Kail Robinson is proof there are many different paths one can take during a career at Consumers Energy. 

The company veteran started out as an electrician in 2004. He spent five years honing his craft and learning from those around him, all while having his eyes on other opportunities to expand his skill set. 

“In those five years, I earned an electrical journeyman’s card,” Robinson said. “At that time, I became more interested in a career as a lineworker.” 

In 2009, Robinson joined the Apprenticeship Training program at Lansing Community College (LCC) before completing his courses with hands-on experience at our Marshall Training Center. 

In 2011, he started at East Kent as an apprentice lineman that led to him earning his journey lineworker card in 2015. 

Robinson continues to maintain both his journey lineworker card and his electrician card, so he always has options in what he wants to do with his career. 

From 2015 to 2022, Robinson served as a journeyman and lineworker in-charge at East Kent, where he worked on a wide range of overhead and underground projects, including storm restoration. 

In 2022, opportunity knocked in the form of an underground general foreman position in Walker. He liked the job he had, but the new one would mean Robinson could have a chance to be home more in the evenings and weekends to participate in his family’s life. 

“My family is very grateful for the opportunities I have had here,” Robinson said. “I wouldn’t change a thing. I’m right where I am supposed to be. I am right where I want to be.” 

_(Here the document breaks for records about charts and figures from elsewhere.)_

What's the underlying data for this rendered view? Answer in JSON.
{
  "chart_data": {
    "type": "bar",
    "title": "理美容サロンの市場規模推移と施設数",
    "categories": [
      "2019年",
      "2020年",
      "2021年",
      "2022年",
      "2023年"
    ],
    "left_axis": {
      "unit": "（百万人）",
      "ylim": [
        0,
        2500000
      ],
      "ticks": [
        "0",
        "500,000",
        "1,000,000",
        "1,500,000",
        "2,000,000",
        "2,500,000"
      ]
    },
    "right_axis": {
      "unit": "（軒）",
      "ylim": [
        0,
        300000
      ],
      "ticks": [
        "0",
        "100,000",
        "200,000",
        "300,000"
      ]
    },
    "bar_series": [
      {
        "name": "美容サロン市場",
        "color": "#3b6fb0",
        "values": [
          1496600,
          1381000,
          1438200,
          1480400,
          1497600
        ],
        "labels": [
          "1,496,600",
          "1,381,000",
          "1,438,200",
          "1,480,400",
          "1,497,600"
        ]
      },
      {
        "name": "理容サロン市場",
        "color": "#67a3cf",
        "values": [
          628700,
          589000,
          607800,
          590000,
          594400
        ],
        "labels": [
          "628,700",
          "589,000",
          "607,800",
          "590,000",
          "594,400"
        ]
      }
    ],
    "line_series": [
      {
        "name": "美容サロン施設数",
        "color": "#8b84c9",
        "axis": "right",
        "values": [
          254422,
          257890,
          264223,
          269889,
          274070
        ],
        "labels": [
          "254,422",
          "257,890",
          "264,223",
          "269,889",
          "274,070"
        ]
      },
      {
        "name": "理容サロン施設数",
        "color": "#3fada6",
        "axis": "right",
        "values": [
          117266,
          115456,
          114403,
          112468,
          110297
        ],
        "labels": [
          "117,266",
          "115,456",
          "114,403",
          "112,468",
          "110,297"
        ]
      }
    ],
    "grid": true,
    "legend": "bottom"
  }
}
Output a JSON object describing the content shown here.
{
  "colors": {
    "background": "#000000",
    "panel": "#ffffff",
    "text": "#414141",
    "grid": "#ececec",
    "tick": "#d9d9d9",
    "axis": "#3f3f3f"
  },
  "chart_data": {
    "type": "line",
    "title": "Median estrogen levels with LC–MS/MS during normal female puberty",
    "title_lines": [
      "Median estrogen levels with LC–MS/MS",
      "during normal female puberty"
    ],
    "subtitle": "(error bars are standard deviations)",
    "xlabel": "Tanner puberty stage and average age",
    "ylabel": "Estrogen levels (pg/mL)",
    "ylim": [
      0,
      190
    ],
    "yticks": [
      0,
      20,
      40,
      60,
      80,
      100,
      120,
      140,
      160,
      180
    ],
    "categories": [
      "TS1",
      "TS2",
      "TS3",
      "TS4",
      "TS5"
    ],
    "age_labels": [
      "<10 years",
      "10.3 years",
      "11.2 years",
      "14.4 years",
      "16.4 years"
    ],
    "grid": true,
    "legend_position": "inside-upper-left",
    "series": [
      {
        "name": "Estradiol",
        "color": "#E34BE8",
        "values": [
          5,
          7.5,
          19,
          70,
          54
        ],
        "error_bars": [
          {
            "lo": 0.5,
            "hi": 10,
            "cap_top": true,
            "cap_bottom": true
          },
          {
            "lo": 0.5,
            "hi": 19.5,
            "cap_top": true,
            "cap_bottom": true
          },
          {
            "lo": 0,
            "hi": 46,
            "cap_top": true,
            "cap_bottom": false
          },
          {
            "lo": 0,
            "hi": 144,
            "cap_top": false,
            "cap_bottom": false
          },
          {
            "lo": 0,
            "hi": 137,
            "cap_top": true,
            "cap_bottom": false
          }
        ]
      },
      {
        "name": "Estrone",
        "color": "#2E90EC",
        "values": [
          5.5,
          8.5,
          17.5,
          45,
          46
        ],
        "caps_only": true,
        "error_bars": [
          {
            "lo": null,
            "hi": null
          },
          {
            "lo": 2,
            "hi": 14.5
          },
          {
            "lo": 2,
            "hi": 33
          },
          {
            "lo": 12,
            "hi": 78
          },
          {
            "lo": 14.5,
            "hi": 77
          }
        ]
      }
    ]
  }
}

With our recent announcement that we will be conducting a program to bury our lines, people like Robinson will be helping out in that venture.  

“It’s an exciting time to be an underground lineworker,” said Robinson, who works with underground voltage ranging from 120 to 14,000 volts. “It’s a job that fits right into my wheelhouse with my background as an electrician and working with overhead and underground lines.” 

He added that boring and trenching are skills needed by underground lineworkers. Other tasks performed in his underground post include overseeing crews on larger projects, helping train apprentices, being a voice for our new group for procedures, material, tools and equipment. 

“It’s been great to work with different work groups like dispatch, overhead line crews and the meter shop,” he said. “You are constantly in communication with groups who have a history of knowledge in areas that we are in.” 

Robinson said he passes along his knowledge through his vast experiences to new people in their respective positions. 

“We have a lot of new people who came from the gas side,” he said. “And they are hungry to be successful and I will do my best to help them do just that. It’s nice when somebody comes to you for advice – it helps me reinforce the importance of what I’ve learned through my work experiences. And one day they will pass their knowledge down to somebody else. It’s the way things should be.”